Nous avions cru jusqu'à présent que certains services éclatants faisaient les fonctions inamovibles ; la tentative de remplacement dont M. Rouland a été l'objet au lendemain de la Commune, la révocation du marquis de Plœuc quelques années après son commandement en chef pendant l'insurrection, prouvent que nous nous étions trompé ; nous le regrettons, et tous les hommes que n'aveugle pas la passion politique le regretteront avec nous.

 

FIN DU TOME TROISIÈME

 

 

 



[1] Art. 258. Quiconque, sans titre, se sera immiscé dans des fonctions publiques civiles ou militaires, ou aura l'ait les actes d'une de ces fonctions, sera puni d'un emprisonnement de deux à cinq ans, sans préjudice de la peine de faux, si l'acte porte le caractère de ce crime.

[2] Achille Ballière, capitaine d'état-major au bataillon des barricadiers, par le père Gaillard ; Charles-François Bastien, dit Bastien-Granthille, chef du 259e bataillon insurgé ; Paschal Grousset, membre de la Commune, délégué aux relations extérieures ; Olivier Pain, chef du cabinet de Paschal Grousset.

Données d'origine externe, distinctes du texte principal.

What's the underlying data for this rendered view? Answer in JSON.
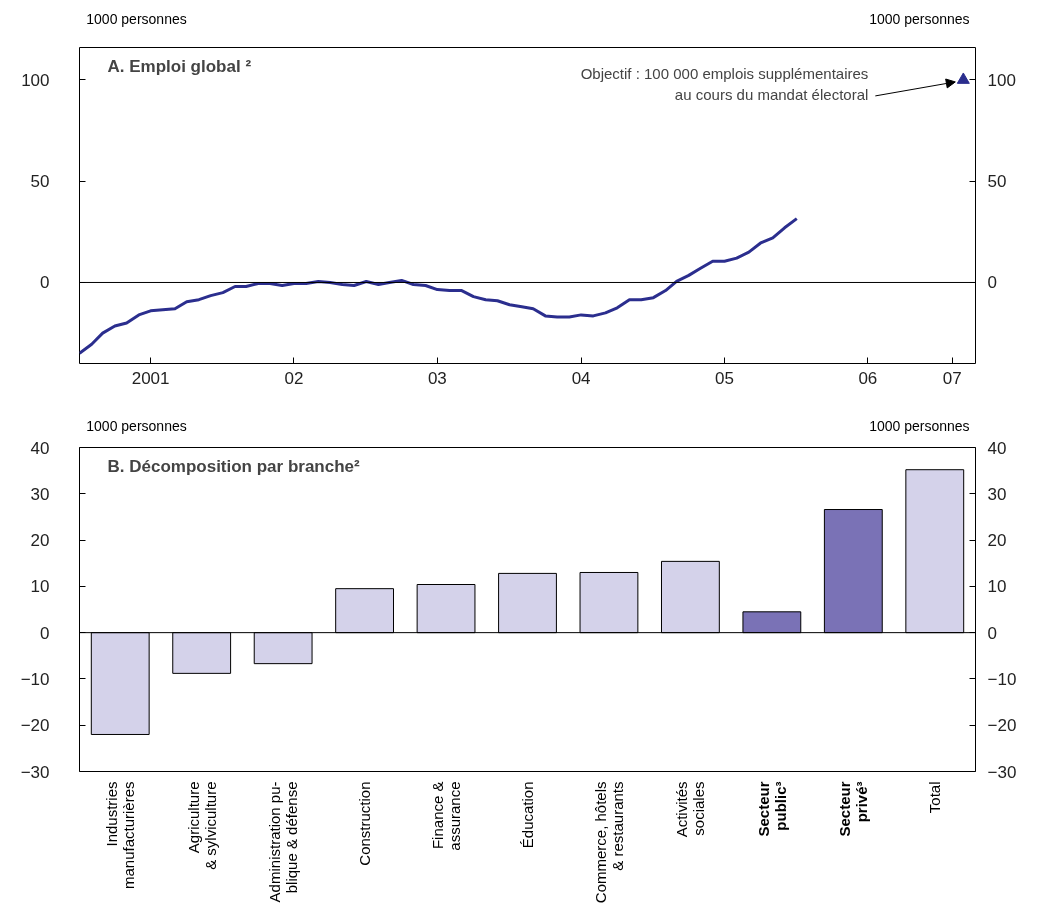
{
  "chart_data": [
    {
      "type": "line",
      "title": "A. Emploi global ²",
      "ylabel": "1000 personnes",
      "y2label": "1000 personnes",
      "xlim": [
        "2001-01",
        "2007-04"
      ],
      "xticks": [
        {
          "value": "2001-07",
          "label": "2001"
        },
        {
          "value": "2002-07",
          "label": "02"
        },
        {
          "value": "2003-07",
          "label": "03"
        },
        {
          "value": "2004-07",
          "label": "04"
        },
        {
          "value": "2005-07",
          "label": "05"
        },
        {
          "value": "2006-07",
          "label": "06"
        },
        {
          "value": "2007-02",
          "label": "07"
        }
      ],
      "ylim": [
        -40,
        116
      ],
      "yticks": [
        0,
        50,
        100
      ],
      "y2lim": [
        -40,
        116
      ],
      "y2ticks": [
        0,
        50,
        100
      ],
      "grid": false,
      "ref_lines": [
        {
          "axis": "y",
          "value": 0,
          "color": "#000000"
        }
      ],
      "annotations": [
        {
          "text": "Objectif : 100 000 emplois supplémentaires\nau cours du mandat électoral",
          "x": "2007-03",
          "y": 100
        }
      ],
      "series": [
        {
          "type": "line",
          "color": "#2b2e8e",
          "x": [
            "2001-01",
            "2001-02",
            "2001-03",
            "2001-04",
            "2001-05",
            "2001-06",
            "2001-07",
            "2001-08",
            "2001-09",
            "2001-10",
            "2001-11",
            "2001-12",
            "2002-01",
            "2002-02",
            "2002-03",
            "2002-04",
            "2002-05",
            "2002-06",
            "2002-07",
            "2002-08",
            "2002-09",
            "2002-10",
            "2002-11",
            "2002-12",
            "2003-01",
            "2003-02",
            "2003-03",
            "2003-04",
            "2003-05",
            "2003-06",
            "2003-07",
            "2003-08",
            "2003-09",
            "2003-10",
            "2003-11",
            "2003-12",
            "2004-01",
            "2004-02",
            "2004-03",
            "2004-04",
            "2004-05",
            "2004-06",
            "2004-07",
            "2004-08",
            "2004-09",
            "2004-10",
            "2004-11",
            "2004-12",
            "2005-01",
            "2005-02",
            "2005-03",
            "2005-04",
            "2005-05",
            "2005-06",
            "2005-07",
            "2005-08",
            "2005-09",
            "2005-10",
            "2005-11",
            "2005-12",
            "2006-01"
          ],
          "values": [
            -35,
            -30.5,
            -25,
            -21.5,
            -20,
            -16,
            -14,
            -13.5,
            -13,
            -9.5,
            -8.5,
            -6.5,
            -5,
            -2,
            -2,
            -0.5,
            -0.5,
            -1.5,
            -0.5,
            -0.5,
            0.5,
            0,
            -1,
            -1.5,
            0.5,
            -1,
            0,
            1,
            -1,
            -1.5,
            -3.5,
            -4,
            -4,
            -7,
            -8.5,
            -9,
            -11,
            -12,
            -13,
            -16.5,
            -17,
            -17,
            -16,
            -16.5,
            -15,
            -12.5,
            -8.5,
            -8.5,
            -7.5,
            -4,
            0.5,
            3.5,
            7,
            10.5,
            10.5,
            12,
            15,
            19.5,
            22,
            27,
            31.5
          ]
        },
        {
          "type": "scatter",
          "marker": "triangle",
          "color": "#2b2e8e",
          "x": [
            "2007-03"
          ],
          "values": [
            100
          ]
        }
      ]
    },
    {
      "type": "bar",
      "title": "B. Décomposition par branche²",
      "ylabel": "1000 personnes",
      "y2label": "1000 personnes",
      "categories": [
        "Industries\nmanufacturières",
        "Agriculture\n& sylviculture",
        "Administration pu-\nblique & défense",
        "Construction",
        "Finance &\nassurance",
        "Éducation",
        "Commerce, hôtels\n& restaurants",
        "Activités\nsociales",
        "Secteur\npublic³",
        "Secteur\nprivé³",
        "Total"
      ],
      "values": [
        -22,
        -8.8,
        -6.7,
        9.5,
        10.4,
        12.8,
        13,
        15.4,
        4.5,
        26.6,
        35.2
      ],
      "colors": [
        "#d4d2ea",
        "#d4d2ea",
        "#d4d2ea",
        "#d4d2ea",
        "#d4d2ea",
        "#d4d2ea",
        "#d4d2ea",
        "#d4d2ea",
        "#7a72b6",
        "#7a72b6",
        "#d4d2ea"
      ],
      "ylim": [
        -30,
        40
      ],
      "yticks": [
        -30,
        -20,
        -10,
        0,
        10,
        20,
        30,
        40
      ],
      "y2lim": [
        -30,
        40
      ],
      "y2ticks": [
        -30,
        -20,
        -10,
        0,
        10,
        20,
        30,
        40
      ],
      "grid": false,
      "ref_lines": [
        {
          "axis": "y",
          "value": 0,
          "color": "#000000"
        }
      ]
    }
  ]
}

Jourde et Rochefort sont connus,

[3] Pour le nombre des morts et des condamnés, voir les Convulsions de Paris, t. II, chap. VII.

[4] Est-ce pour reconquérir l'estime du parti dont Vermersch fut l'organe que lourde a publié en 1877, à Bruxelles, une brochure intitulée : Souvenirs d'un membre de la Commune, et dans laquelle il a commis des erreurs trop manifestes pour ne pas paraître volontaires ?

[5] Voir Pièces justificatives, n° 9.

[6] Voir Pièces justificatives, n° 10.

[7] Le vote a prouvé que mon opinion était erronée. Dans la séance du 15 décembre 1879, sur le rapport de la commission du budget, la Chambre des Députés a repoussé un projet de loi qui accordait à la Banque de France la moitié de la somme qui lui est due, soit 3.646.661 francs.

[8] M. Rouland est mort subitement, à la Banque, dans la matinée du 12 décembre 1878.